12. The lighting device with light guide plate according to claim 1 wherein:

a shape of the light guide plate is one of a rectangular ring shape, a circular ring shape, and an elliptical ring shape;

the frame includes an inner frame and an outer frame;

the outer frame is annular shaped, is matched with an outer edge of the light plate guide, and encloses the outer edge of the light guide plate;

the inner frame is annular shaped, is matched with an inner edge of the light plate guide, and that encloses the inner edge of the light guide plate; and

the light source is fixed on at least one of the outer frame and the inner frame.

13. The lighting device with light guide plate according to claim 12 wherein the frame includes heat dissipation fins on an external surface of the frame proximate to the light source.

14. A lighting device with light guide plate, comprising:

a light guide plate that includes a lateral side through which light enters the light guide plate, that includes a front side through which light exits the light guide plate, and that has one of a rectangular shape, a circular shape, or an elliptical shape;

a phosphor that is coated on the lateral side of the light guide plate;

a light source that includes a plurality of light emitting diodes (LEDs) having wavelengths of 230-520 nanometers (nm), wherein the LEDs are mounted proximate to the lateral side of the light guide plate and corresponding to, but separated from, the phosphor;

a reflector that includes a reflective surface and that is mounted on a back side of the light guide plate with the reflective surface facing the light guide plate and that is matched with the light guide plate in shape; and

a frame that fixes the light guide plate, the light source, and the reflector and that is matched with the light guide plate in shape,

wherein: colors of the phosphor and the light source are complementary; the phosphor absorbs light from the light source to transition into an excited state; the light guide plate receives light from the light source and the phosphor through the lateral side; and the light guide plate, in conjunction with the reflector, outputs the light from the light source and the phosphor through the front side.

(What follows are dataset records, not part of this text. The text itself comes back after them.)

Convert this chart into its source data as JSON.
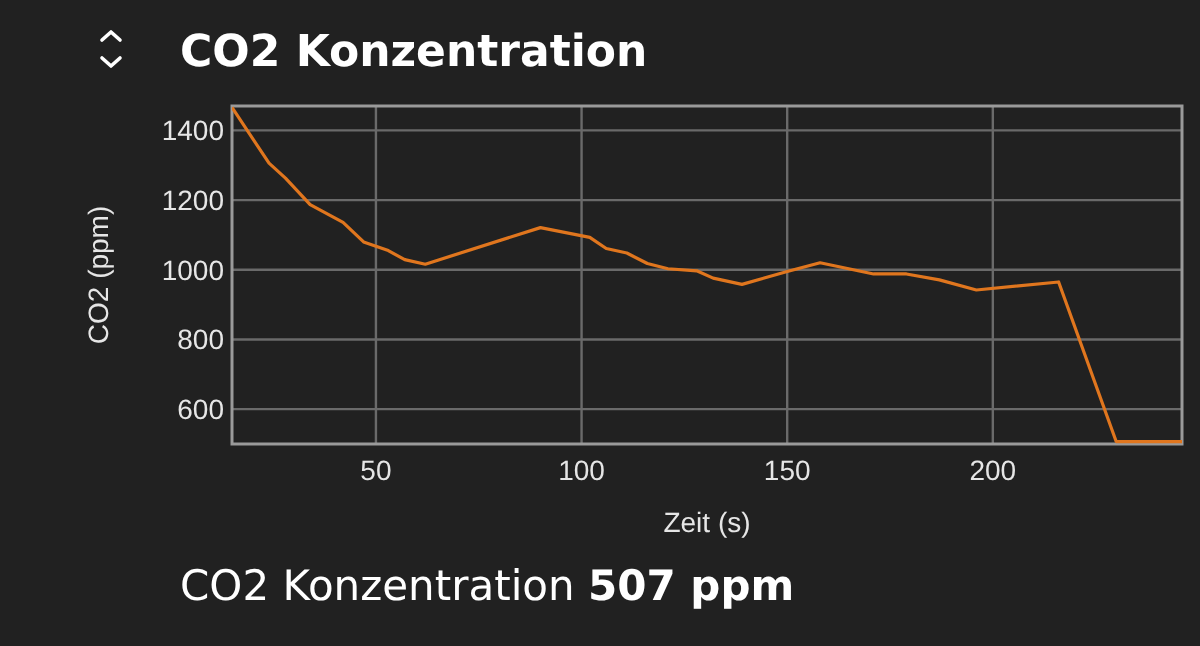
{
  "chart_data": {
    "type": "line",
    "title": "CO2 Konzentration",
    "xlabel": "Zeit (s)",
    "ylabel": "CO2 (ppm)",
    "annotations": [
      "CO2 Konzentration 507 ppm"
    ],
    "x": [
      15,
      24,
      28,
      34,
      42,
      47,
      53,
      57,
      62,
      90,
      102,
      106,
      111,
      116,
      121,
      128,
      132,
      139,
      150,
      158,
      171,
      179,
      187,
      196,
      216,
      230,
      246
    ],
    "series": [
      {
        "color": "#e0761e",
        "values": [
          1466,
          1306,
          1263,
          1187,
          1136,
          1080,
          1055,
          1029,
          1016,
          1121,
          1093,
          1061,
          1048,
          1018,
          1003,
          997,
          976,
          958,
          995,
          1020,
          988,
          988,
          971,
          942,
          965,
          507,
          507
        ]
      }
    ],
    "xlim": [
      15,
      246
    ],
    "xticks": [
      50,
      100,
      150,
      200
    ],
    "ylim": [
      500,
      1470
    ],
    "yticks": [
      600,
      800,
      1000,
      1200,
      1400
    ],
    "grid": true,
    "marker": "none",
    "line_style": "solid"
  }
}
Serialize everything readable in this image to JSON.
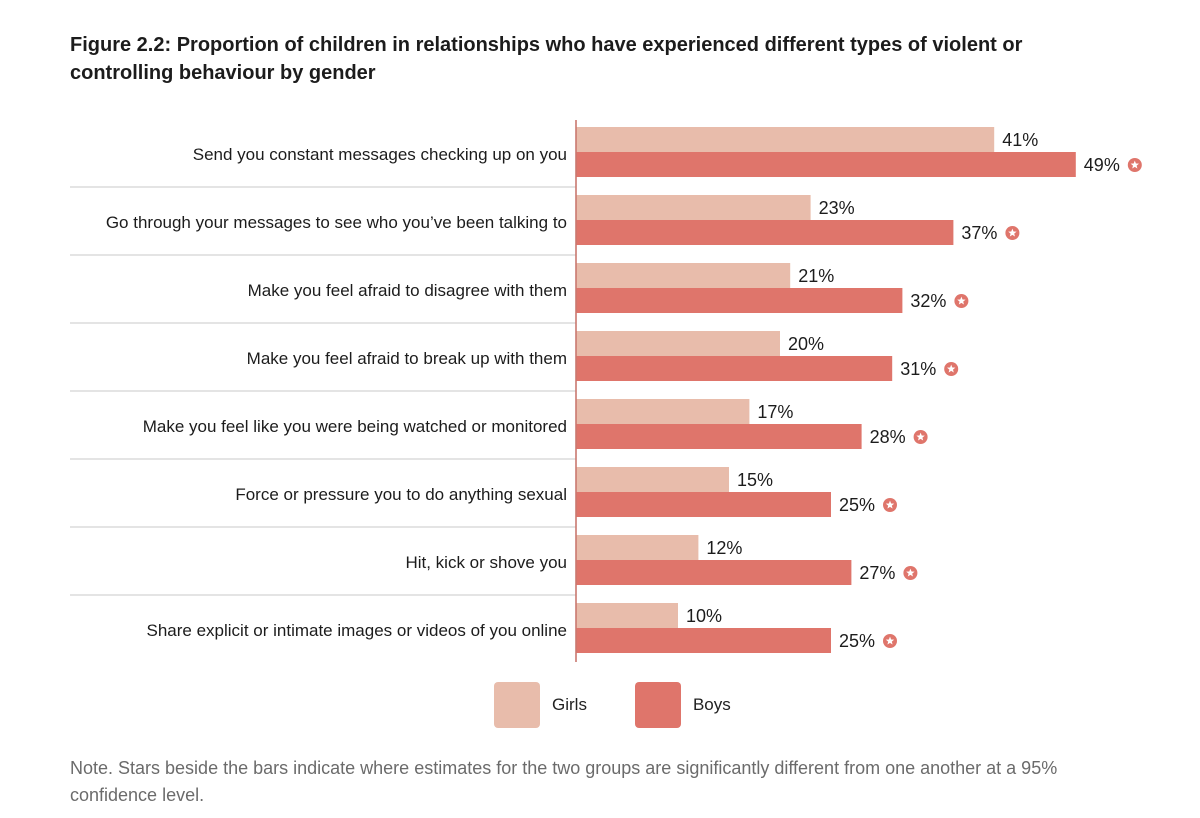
{
  "chart_data": {
    "type": "bar",
    "orientation": "horizontal",
    "title": "Figure 2.2: Proportion of children in relationships who have experienced different types of violent or controlling behaviour by gender",
    "categories": [
      "Send you constant messages checking up on you",
      "Go through your messages to see who you’ve been talking to",
      "Make you feel afraid to disagree with them",
      "Make you feel afraid to break up with them",
      "Make you feel like you were being watched or monitored",
      "Force or pressure you to do anything sexual",
      "Hit, kick or shove you",
      "Share explicit or intimate images or videos of you online"
    ],
    "series": [
      {
        "name": "Girls",
        "color": "#e8bcab",
        "values": [
          41,
          23,
          21,
          20,
          17,
          15,
          12,
          10
        ],
        "labels": [
          "41%",
          "23%",
          "21%",
          "20%",
          "17%",
          "15%",
          "12%",
          "10%"
        ]
      },
      {
        "name": "Boys",
        "color": "#df756b",
        "values": [
          49,
          37,
          32,
          31,
          28,
          25,
          27,
          25
        ],
        "labels": [
          "49%",
          "37%",
          "32%",
          "31%",
          "28%",
          "25%",
          "27%",
          "25%"
        ],
        "significant": [
          true,
          true,
          true,
          true,
          true,
          true,
          true,
          true
        ]
      }
    ],
    "xlim": [
      0,
      55
    ],
    "legend_position": "bottom",
    "star_color": "#df756b",
    "axis_color": "#c9786f",
    "separator_color": "#d4d4d4",
    "note": "Note. Stars beside the bars indicate where estimates for the two groups are significantly different from one another at a 95% confidence level."
  }
}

15. The lighting device with light guide plate according to claim 14 wherein the frame includes heat dissipation fins on an external surface of the frame proximate to the light source.

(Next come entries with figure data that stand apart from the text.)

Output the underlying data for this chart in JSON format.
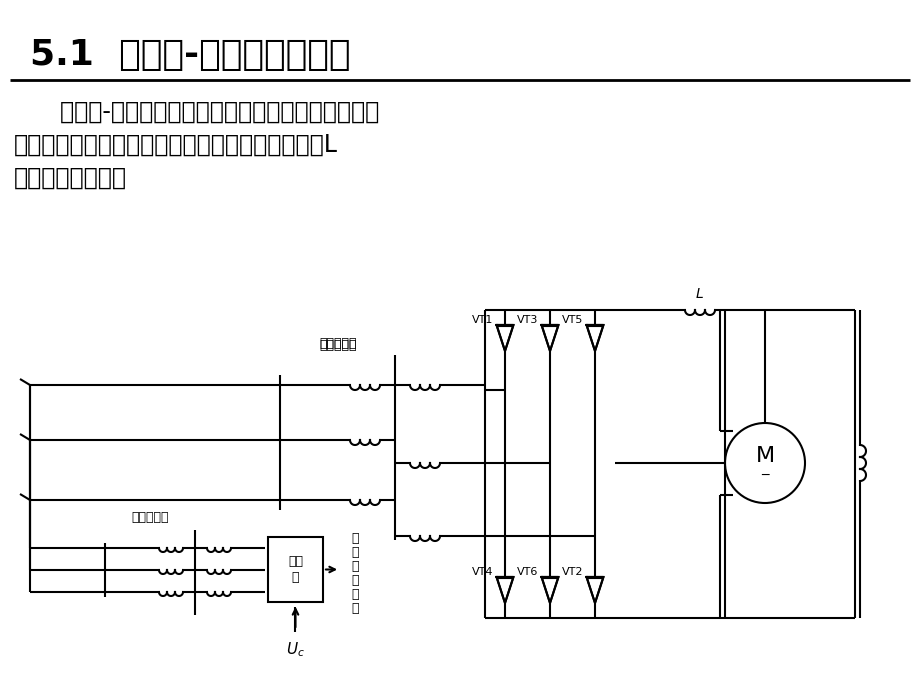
{
  "title": "5.1  晶闸管-直流电动机系统",
  "body_line1": "    晶闸管-直流电动机系统是直流调速最基本的组成，",
  "body_line2": "它主要由整流变压器、晶闸管整流器、平波电抗器L",
  "body_line3": "和直流电动机组成",
  "label_zhengliu": "整流变压器",
  "label_tongbu": "同步变压器",
  "label_chufa": "触发\n器",
  "label_liulu": "六\n路\n触\n发\n脉\n冲",
  "label_uc": "$U_c$",
  "label_L": "L",
  "label_M": "M",
  "vt_top": [
    "VT1",
    "VT3",
    "VT5"
  ],
  "vt_bot": [
    "VT4",
    "VT6",
    "VT2"
  ],
  "bg_color": "#ffffff",
  "lc": "#000000",
  "lw": 1.5,
  "title_fs": 26,
  "body_fs": 17,
  "small_fs": 9
}
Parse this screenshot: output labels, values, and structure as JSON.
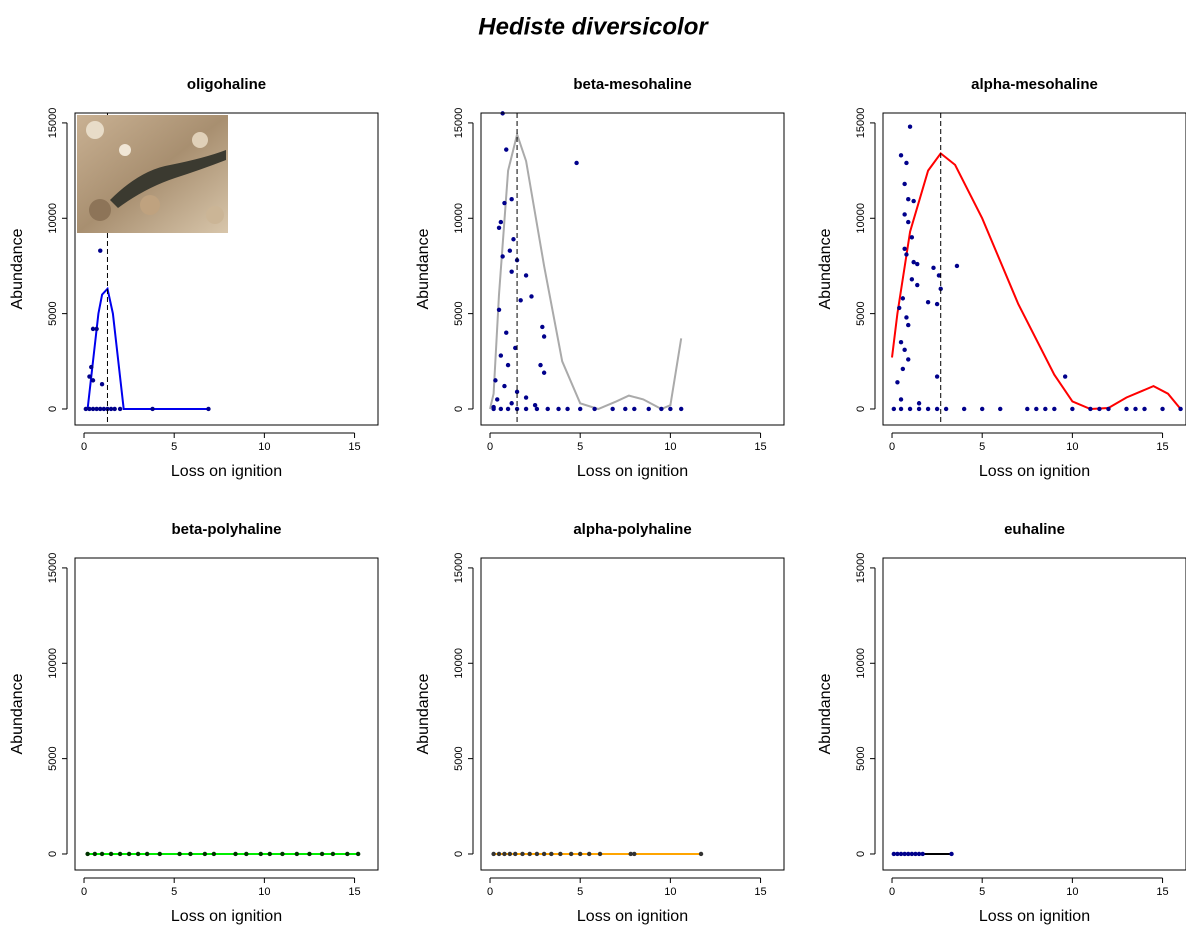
{
  "title": "Hediste diversicolor",
  "chart_data": [
    {
      "type": "scatter",
      "title": "oligohaline",
      "x_label": "Loss on ignition",
      "y_label": "Abundance",
      "xlim": [
        -0.5,
        16.3
      ],
      "ylim": [
        -840,
        15520
      ],
      "xticks": [
        0,
        5,
        10,
        15
      ],
      "yticks": [
        0,
        5000,
        10000,
        15000
      ],
      "points": {
        "color": "#00008b",
        "x": [
          0.9,
          0.5,
          0.7,
          0.4,
          0.5,
          0.3,
          1.0,
          0.1,
          0.3,
          0.5,
          0.7,
          0.9,
          1.1,
          1.3,
          1.5,
          1.7,
          2.0,
          3.8,
          6.9
        ],
        "y": [
          8300,
          4200,
          4200,
          2200,
          1500,
          1700,
          1300,
          0,
          0,
          0,
          0,
          0,
          0,
          0,
          0,
          0,
          0,
          0,
          0
        ]
      },
      "curve": {
        "color": "#0000ee",
        "x": [
          0.2,
          0.5,
          0.8,
          1.0,
          1.3,
          1.6,
          1.9,
          2.2,
          4.0,
          6.9
        ],
        "y": [
          0,
          2500,
          5000,
          6000,
          6300,
          5000,
          2500,
          0,
          0,
          0
        ]
      },
      "optimum": 1.3
    },
    {
      "type": "scatter",
      "title": "beta-mesohaline",
      "x_label": "Loss on ignition",
      "y_label": "Abundance",
      "xlim": [
        -0.5,
        16.3
      ],
      "ylim": [
        -840,
        15520
      ],
      "xticks": [
        0,
        5,
        10,
        15
      ],
      "yticks": [
        0,
        5000,
        10000,
        15000
      ],
      "points": {
        "color": "#00008b",
        "x": [
          0.7,
          4.8,
          0.9,
          1.2,
          0.8,
          0.6,
          0.5,
          1.3,
          1.1,
          0.7,
          1.5,
          1.2,
          2.0,
          2.3,
          1.7,
          2.9,
          3.0,
          2.8,
          3.0,
          0.5,
          0.9,
          1.4,
          0.6,
          1.0,
          0.3,
          0.8,
          1.5,
          2.0,
          0.4,
          1.2,
          2.5,
          0.2,
          0.2,
          0.6,
          1.0,
          1.5,
          2.0,
          2.6,
          3.2,
          3.8,
          4.3,
          5.0,
          5.8,
          6.8,
          7.5,
          8.0,
          8.8,
          9.5,
          10.0,
          10.6
        ],
        "y": [
          15500,
          12900,
          13600,
          11000,
          10800,
          9800,
          9500,
          8900,
          8300,
          8000,
          7800,
          7200,
          7000,
          5900,
          5700,
          4300,
          3800,
          2300,
          1900,
          5200,
          4000,
          3200,
          2800,
          2300,
          1500,
          1200,
          900,
          600,
          500,
          300,
          200,
          100,
          0,
          0,
          0,
          0,
          0,
          0,
          0,
          0,
          0,
          0,
          0,
          0,
          0,
          0,
          0,
          0,
          0,
          0
        ]
      },
      "curve": {
        "color": "#aaaaaa",
        "x": [
          0,
          0.2,
          0.5,
          1.0,
          1.5,
          2.0,
          3.0,
          4.0,
          5.0,
          6.0,
          7.0,
          7.7,
          8.5,
          9.5,
          10.0,
          10.6
        ],
        "y": [
          0,
          800,
          6000,
          12500,
          14400,
          13000,
          7500,
          2500,
          300,
          0,
          400,
          700,
          500,
          0,
          200,
          3700
        ]
      },
      "optimum": 1.5
    },
    {
      "type": "scatter",
      "title": "alpha-mesohaline",
      "x_label": "Loss on ignition",
      "y_label": "Abundance",
      "xlim": [
        -0.5,
        16.3
      ],
      "ylim": [
        -840,
        15520
      ],
      "xticks": [
        0,
        5,
        10,
        15
      ],
      "yticks": [
        0,
        5000,
        10000,
        15000
      ],
      "points": {
        "color": "#00008b",
        "x": [
          1.0,
          0.5,
          0.8,
          0.7,
          0.9,
          1.2,
          0.7,
          0.9,
          1.1,
          0.7,
          0.8,
          1.2,
          1.4,
          2.3,
          3.6,
          2.6,
          1.1,
          1.4,
          2.7,
          0.6,
          0.4,
          2.0,
          2.5,
          0.8,
          0.9,
          0.5,
          0.7,
          0.9,
          0.6,
          2.5,
          0.3,
          9.6,
          0.5,
          1.5,
          0.1,
          0.5,
          1.0,
          1.5,
          2.0,
          2.5,
          3.0,
          4.0,
          5.0,
          6.0,
          7.5,
          8.0,
          8.5,
          9.0,
          10.0,
          11.0,
          11.5,
          12.0,
          13.0,
          13.5,
          14.0,
          15.0,
          16.0
        ],
        "y": [
          14800,
          13300,
          12900,
          11800,
          11000,
          10900,
          10200,
          9800,
          9000,
          8400,
          8100,
          7700,
          7600,
          7400,
          7500,
          7000,
          6800,
          6500,
          6300,
          5800,
          5300,
          5600,
          5500,
          4800,
          4400,
          3500,
          3100,
          2600,
          2100,
          1700,
          1400,
          1700,
          500,
          300,
          0,
          0,
          0,
          0,
          0,
          0,
          0,
          0,
          0,
          0,
          0,
          0,
          0,
          0,
          0,
          0,
          0,
          0,
          0,
          0,
          0,
          0,
          0
        ]
      },
      "curve": {
        "color": "#ff0000",
        "x": [
          0,
          0.3,
          1.0,
          2.0,
          2.7,
          3.5,
          5.0,
          7.0,
          9.0,
          10.0,
          11.0,
          12.0,
          13.0,
          14.5,
          15.3,
          16.0
        ],
        "y": [
          2700,
          5000,
          9300,
          12500,
          13400,
          12800,
          10000,
          5500,
          1800,
          400,
          0,
          50,
          600,
          1200,
          800,
          0
        ]
      },
      "optimum": 2.7
    },
    {
      "type": "scatter",
      "title": "beta-polyhaline",
      "x_label": "Loss on ignition",
      "y_label": "Abundance",
      "xlim": [
        -0.5,
        16.3
      ],
      "ylim": [
        -840,
        15520
      ],
      "xticks": [
        0,
        5,
        10,
        15
      ],
      "yticks": [
        0,
        5000,
        10000,
        15000
      ],
      "points": {
        "color": "#003300",
        "x": [
          0.2,
          0.6,
          1.0,
          1.5,
          2.0,
          2.5,
          3.0,
          3.5,
          4.2,
          5.3,
          5.9,
          6.7,
          7.2,
          8.4,
          9.0,
          9.8,
          10.3,
          11.0,
          11.8,
          12.5,
          13.2,
          13.8,
          14.6,
          15.2
        ],
        "y": [
          0,
          0,
          0,
          0,
          0,
          0,
          0,
          0,
          0,
          0,
          0,
          0,
          0,
          0,
          0,
          0,
          0,
          0,
          0,
          0,
          0,
          0,
          0,
          0
        ]
      },
      "curve": {
        "color": "#00ee00",
        "x": [
          0.2,
          15.2
        ],
        "y": [
          0,
          0
        ]
      }
    },
    {
      "type": "scatter",
      "title": "alpha-polyhaline",
      "x_label": "Loss on ignition",
      "y_label": "Abundance",
      "xlim": [
        -0.5,
        16.3
      ],
      "ylim": [
        -840,
        15520
      ],
      "xticks": [
        0,
        5,
        10,
        15
      ],
      "yticks": [
        0,
        5000,
        10000,
        15000
      ],
      "points": {
        "color": "#333333",
        "x": [
          0.2,
          0.5,
          0.8,
          1.1,
          1.4,
          1.8,
          2.2,
          2.6,
          3.0,
          3.4,
          3.9,
          4.5,
          5.0,
          5.5,
          6.1,
          7.8,
          8.0,
          11.7
        ],
        "y": [
          0,
          0,
          0,
          0,
          0,
          0,
          0,
          0,
          0,
          0,
          0,
          0,
          0,
          0,
          0,
          0,
          0,
          0
        ]
      },
      "curve": {
        "color": "#ffa500",
        "x": [
          0.2,
          11.7
        ],
        "y": [
          0,
          0
        ]
      }
    },
    {
      "type": "scatter",
      "title": "euhaline",
      "x_label": "Loss on ignition",
      "y_label": "Abundance",
      "xlim": [
        -0.5,
        16.3
      ],
      "ylim": [
        -840,
        15520
      ],
      "xticks": [
        0,
        5,
        10,
        15
      ],
      "yticks": [
        0,
        5000,
        10000,
        15000
      ],
      "points": {
        "color": "#00008b",
        "x": [
          0.1,
          0.3,
          0.5,
          0.7,
          0.9,
          1.1,
          1.3,
          1.5,
          1.7,
          3.3
        ],
        "y": [
          0,
          0,
          0,
          0,
          0,
          0,
          0,
          0,
          0,
          0
        ]
      },
      "curve": {
        "color": "#000000",
        "x": [
          0.1,
          3.3
        ],
        "y": [
          0,
          0
        ]
      }
    }
  ]
}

16. A lighting device with light guide plate, comprising:

a light guide plate that includes a lateral side through which light enters the light guide plate, that includes a front side through which light exits the light guide plate, and that has one of a rectangular ring shape, a circular ring shape, and an elliptical ring shape;

a phosphor that coated on at least one of outer and inner sides of the light guide plate;

a light source that includes at least one light emitting diode (LED) having a wavelength of 230-520 nanometers (nm) that is mounted proximate to at least one of the outer and inner sides of the light guide plate corresponding to, but separated from, the phosphor;

a reflector that includes a reflective surface and that is mounted on a back side of the light guide plate with the reflective surface facing the light guide plate and that is matched with the light guide plate in shape; and

a frame that fixes the light guide plate, the light source, and the reflector and that includes an inner frame and an outer frame,

wherein: the outer frame has an annular shape that is matched with the periphery of the light guide plate and encloses the periphery of the light plate guide; the inner frame has an annular shape that is matched with an inner edge of the light guide plate and encloses the inner edge of the light guide plate; colors of the phosphor and the light source are complementary; the phosphor absorbs light from the light source to transition into an excited state; the light guide plate receives light from the light source and the phosphor through the lateral side; and the light guide plate, in conjunction with the reflector, outputs the light from the light source and the phosphor through the front side.

17. The lighting device with light guide plate according to claim 16 wherein the frame includes heat dissipation fins on an external surface of the frame proximate to the light source.